Legislative Assembly for the ACT: 1996 Week 1 Hansard (21 February) . . Page.. 90 ..
MR MOORE: Mr Speaker, I ask for leave to present a petition which does not conform with standing orders as it does not address the Assembly nor contain a request. I also seek leave to say a couple of words on that petition.
MR MOORE: I present an out-of-order petition from 80 residents concerning education funding. In this case, the petition is from a number of students at Hughes Primary School, who are petitioning on behalf of their teachers, seeking a fair pay rise for their teachers. The students consider that the present situation is not fair. One of the reasons why it is out of order is that the wording is clearly in the hand of primary school students. It gives me great pleasure to table this petition, because it shows a genuine recognition of what the students want and means that the students themselves are involved in a small way in a political process.
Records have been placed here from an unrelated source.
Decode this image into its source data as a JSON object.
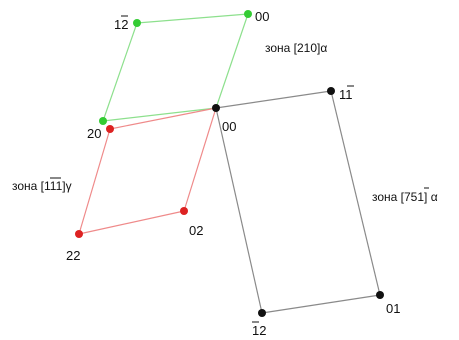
{
  "colors": {
    "green": "#33cc33",
    "green_line": "#8de08d",
    "red": "#dd2222",
    "red_line": "#ef8a8a",
    "black": "#111111",
    "black_line": "#8a8a8a"
  },
  "zones": {
    "green": {
      "label": "зона [210]α"
    },
    "red": {
      "label": "зона [111]γ"
    },
    "black": {
      "label": "зона [751] α"
    }
  },
  "points": {
    "green_12": {
      "label": "12"
    },
    "green_00": {
      "label": "00"
    },
    "green_20": {
      "label": "20"
    },
    "center_00": {
      "label": "00"
    },
    "red_02": {
      "label": "02"
    },
    "red_22": {
      "label": "22"
    },
    "black_11": {
      "label": "11"
    },
    "black_01": {
      "label": "01"
    },
    "black_12": {
      "label": "12"
    }
  }
}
I think the education of our children is enhanced when they are involved in the political process in a sensible way.
MS FOLLETT (Leader of the Opposition) (10.34): Mr Speaker, I present the Fair Trading (Amendment) Bill 1996.
Title read by Clerk.
MS FOLLETT: I move:
That this Bill be agreed to in principle.
This Bill aims to protect the privacy of smart card databases by making it an offence to disclose the data compiled on individual spending patterns in any way that would identify the consumer without that person's consent. Smart cards may soon revolutionise the way that we pay for things. Instead of carrying cash or credit cards, we will pay for things with smart cards. These are plastic cards which contain computer chips encoded with electronic cash. They are often referred to as "stored value cards". In fact, the Government in Singapore hopes to have a cashless society in place by the turn of the century. Much closer to home, MasterCard, I believe, are proposing a major trial of the technology in Canberra; in fact, in Belconnen, early this year.
I am very concerned that we do not yet know the terms and conditions of that trial and that there is as yet no code of practice governing the use of smart cards. It does seem that the EFT code of practice does not apply to smart cards. I am also concerned that the consumer representatives appear to have been locked out of the decision-making on this new technology. I believe that, before we plunge into this brave new world, we should carefully consider the implications of this new technology. What are the possible drawbacks to smart cards? In consultation with consumer representatives, I have been advised that there are considerable drawbacks for low income earners in our community.